Scientifically speaking, gummies are gels in which water molecules are suspended in a matrix of proteins or carbohydrates whose specific qualities impart different kinds of chew. What we call “chewiness” is a function of at least two different physical properties. The first is “strain at break,” or how much you have to pull before the material falls apart. A gummy that stretches a lot is “long,” and one that doesn’t is “short.” “It’s a little bit like the difference between bread and cake,” says Gregory Ziegler, a food scientist at Penn State, noting that bread stretches but cake will tear. The second property is “stress at break”: how hard you need to push—or bite—on something before it breaks apart. A “hard” gummy requires a lot of force, whereas a “soft” one requires very little. A long and hard gummy, then, would be very chewy. Tinkering with either quality by picking different gelling ingredients will create different types of chewiness.

Recently, Cargill carried out a gummy-texture study concluding that America has an untapped market for even softer gummies. Most of the top-selling brands, including Haribo’s American gummy bears, are set with some amount of gelatin, an animal protein that gives these candies their chew. (Think: the impressive elasticity of animal skin.) But Cargill found that taste-testers preferred gummies made with pectin, a fiber found in fruit and other plant material. (Think instead: the less impressive elasticity of fruit skin.) “Consumers really like this softer chew,” says LeDrew, which is more reminiscent of gumdrops than classic gummy bears. Last year, in fact, Haribo introduced a new U.S. line of “soft and fluffy” Berry Clouds gummies made with the addition of pectin.

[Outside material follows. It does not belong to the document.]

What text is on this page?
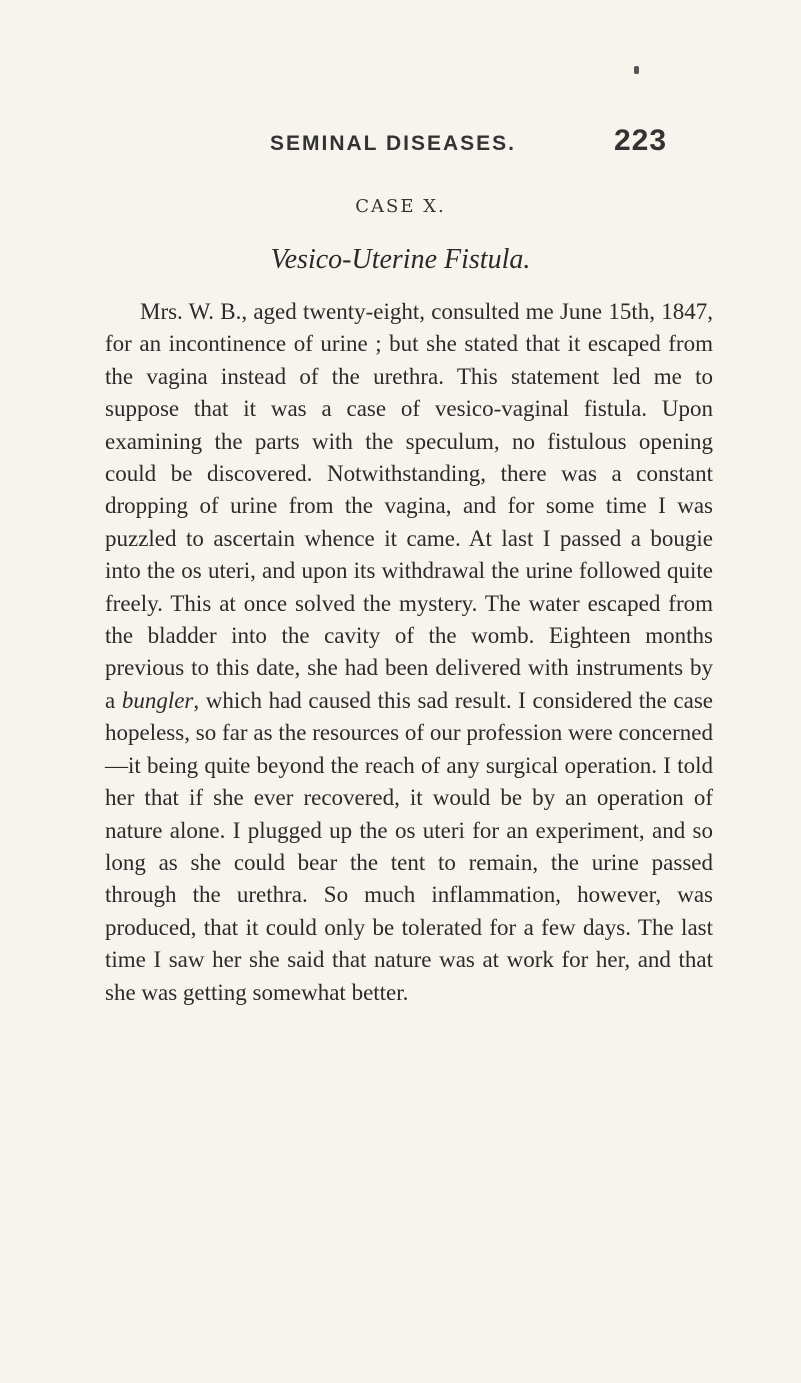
SEMINAL DISEASES.	223
CASE X.
Vesico-Uterine Fistula.

Mrs. W. B., aged twenty-eight, consulted me June 15th, 1847, for an incontinence of urine ; but she stated that it escaped from the vagina instead of the urethra. This statement led me to suppose that it was a case of vesico-vaginal fistula. Upon examining the parts with the speculum, no fistulous opening could be discovered. Notwithstanding, there was a constant dropping of urine from the vagina, and for some time I was puzzled to ascertain whence it came. At last I passed a bougie into the os uteri, and upon its withdrawal the urine followed quite freely. This at once solved the mystery. The water escaped from the bladder into the cavity of the womb. Eighteen months previous to this date, she had been delivered with instruments by a bungler, which had caused this sad result. I considered the case hopeless, so far as the resources of our profession were concerned—it being quite beyond the reach of any surgical operation. I told her that if she ever recovered, it would be by an operation of nature alone. I plugged up the os uteri for an experiment, and so long as she could bear the tent to remain, the urine passed through the urethra. So much inflammation, however, was produced, that it could only be tolerated for a few days. The last time I saw her she said that nature was at work for her, and that she was getting somewhat better.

But one subgroup of participants in Cargill’s test preferred the chewy gelatin gummies. Candy companies, LeDrew says, might also cater to segments of the market that are open to different textures. Americans have been developing more adventurous palates—or more adventurous jaw muscles?—as demonstrated by the popularity of Hi-Chews, the gelatin-based Japanese candy that my colleague Amanda Mull likened to “a Starburst that fights back.” LeDrew also points to the recent rise of Nerds Gummy Clusters, a dual-texture confection made of crunchy Nerds candy surrounding a soft gummy center. Launched just three years ago, in 2020, it has already shot up to become the third-most-popular gummy brand in the United States. Taste has long been “the No. 1 driver” in candy sales, she says. But a whole world of unique textures is out there too.